We affirm the trial court. Defendant Markward is not entitled to indemnification under either of its proposed theories — bailment or passive negligence.

*551 First, Markward argues that the use of the hoist, to load and unload materials, by employees of Detroit Elevator constituted a bailment. Consequently, Markward argues, it is entitled to indemnification. In Dale v Whiteman, 388 Mich 698; 202 NW2d 797 (1972), the Michigan Supreme Court noted that indemnification rests on the equitable principle of a right to restitution. In listing several types of legal relationships which may give rise to indemnification, the Court noted that the right to indemnification has been given in some bailment situations. Dale, supra, at 705. The Court did not say the existence of a bailment relationship always entitles a bailor to indemnification from the bailee, but only that such a relationship has been the basis for indemnification in some cases.

No bailment existed in this case. A bailment requires the delivery of personal property in trust. In re George L Nadell & Co, Inc, 294 Mich 150, 154; 292 NW 684 (1940). In order to constitute a sufficient delivery of the subject of the bailment, there must be a full transfer to the bailee so as to exclude the possession of the owner and all other persons and to give to the bailee the sole custody and control thereof. 8 Am Jur 2d, Bailments, § 56, p 961. As a general rule, the creation of a bailment requires the possession and control over the subject matter pass from the bailor to the bailee. 8 Am Jur 2d, Bailments, § 54, p 960.

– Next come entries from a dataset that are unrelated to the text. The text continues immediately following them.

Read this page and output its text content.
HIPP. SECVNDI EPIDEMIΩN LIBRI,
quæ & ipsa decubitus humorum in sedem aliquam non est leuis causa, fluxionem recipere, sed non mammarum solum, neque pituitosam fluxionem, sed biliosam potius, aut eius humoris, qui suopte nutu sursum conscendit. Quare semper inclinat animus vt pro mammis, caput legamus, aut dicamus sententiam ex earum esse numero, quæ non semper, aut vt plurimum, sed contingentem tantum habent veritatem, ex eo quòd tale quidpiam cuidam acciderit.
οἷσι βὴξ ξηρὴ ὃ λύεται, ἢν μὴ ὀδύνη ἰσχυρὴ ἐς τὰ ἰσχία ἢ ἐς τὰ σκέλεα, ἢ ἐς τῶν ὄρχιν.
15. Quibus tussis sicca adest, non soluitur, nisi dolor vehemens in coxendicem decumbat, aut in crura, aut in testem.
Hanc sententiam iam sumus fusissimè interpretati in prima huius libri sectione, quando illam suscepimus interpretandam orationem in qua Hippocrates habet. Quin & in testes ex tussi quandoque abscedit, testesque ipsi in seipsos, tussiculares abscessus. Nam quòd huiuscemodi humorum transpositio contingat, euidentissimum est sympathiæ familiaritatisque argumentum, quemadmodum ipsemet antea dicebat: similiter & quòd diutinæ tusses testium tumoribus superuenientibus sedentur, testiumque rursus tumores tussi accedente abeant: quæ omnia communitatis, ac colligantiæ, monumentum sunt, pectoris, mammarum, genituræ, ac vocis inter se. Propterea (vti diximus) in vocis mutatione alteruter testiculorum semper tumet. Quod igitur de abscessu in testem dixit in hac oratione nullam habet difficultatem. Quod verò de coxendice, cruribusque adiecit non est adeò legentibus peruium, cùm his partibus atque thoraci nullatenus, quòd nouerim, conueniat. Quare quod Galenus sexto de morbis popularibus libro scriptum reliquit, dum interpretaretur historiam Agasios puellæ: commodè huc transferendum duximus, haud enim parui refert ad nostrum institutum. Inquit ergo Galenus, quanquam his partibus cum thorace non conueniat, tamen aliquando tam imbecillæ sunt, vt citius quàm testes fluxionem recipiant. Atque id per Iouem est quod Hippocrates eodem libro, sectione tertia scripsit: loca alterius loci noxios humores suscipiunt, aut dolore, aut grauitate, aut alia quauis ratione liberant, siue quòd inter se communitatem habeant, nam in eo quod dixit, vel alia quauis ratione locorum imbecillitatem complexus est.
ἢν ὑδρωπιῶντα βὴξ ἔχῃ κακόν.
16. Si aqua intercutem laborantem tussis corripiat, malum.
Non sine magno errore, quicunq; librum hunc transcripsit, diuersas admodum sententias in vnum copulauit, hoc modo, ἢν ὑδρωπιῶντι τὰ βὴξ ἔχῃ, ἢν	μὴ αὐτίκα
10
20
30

In this case it is clear that Markward's employee, one Cecil Hawkins, had exclusive control over the raising and lowering of the hoist. At the time of the fatal accident, Mr. Hawkins had locked the hoist into place and was inside the building structure.

Under the above-cited criteria for the creation of a bailment relationship, a bailment did not exist *552 here. The mere use of the hoist, attached to the building structure and controlled by Markward's employee, is not sufficient to create a bailment.

Secondly, Markward argues its negligence was "passive" in nature whereas Detroit Elevator's failure to properly instruct employees on safety precautions was "active" negligence. In Dale the Court recognized that indemnification might be proper where one of two parties is guilty of only "passive" negligence while the second party is guilty of "active" negligence. Dale at 705. The concepts of active and passive fault were recently discussed in Provencal v Parker, 66 Mich App 431; 239 NW2d 623 (1976). Under the principles enunciated in Provencal, Markward is not entitled to indemnification since Markward was guilty of active negligence.

As noted by the trial judge in his written opinion denying a new trial, the allegations in plaintiff's complaint sounded in active negligence. Further, the instructions framed the liability issue in terms of active negligence concepts. While Markward claims its mere technical violations of the statute could only be passive negligence, this contention ignores the fact that the instructions clearly indicated that these statutory violations were to be considered evidence of negligence. The out of state cases cited by Markward are not on point since they deal with statutory causes of action, whereas the instant case deals with a negligence fault standard. We uphold the trial judge's ruling that Markward was guilty of active negligence and therefore precluded as a matter of law from compelling indemnification from Detroit Elevator.

Affirmed.

NOTES

[1] We note that defendant Markward and Karafilis, Inc., sought, and was denied, contribution from the corporation which had contracted with Markward to construct the hospital. Markward and Karafilis, Inc v Detroit Osteopathic Hospital Corp, 77 Mich App 728; 258 NW2d 161 (1977).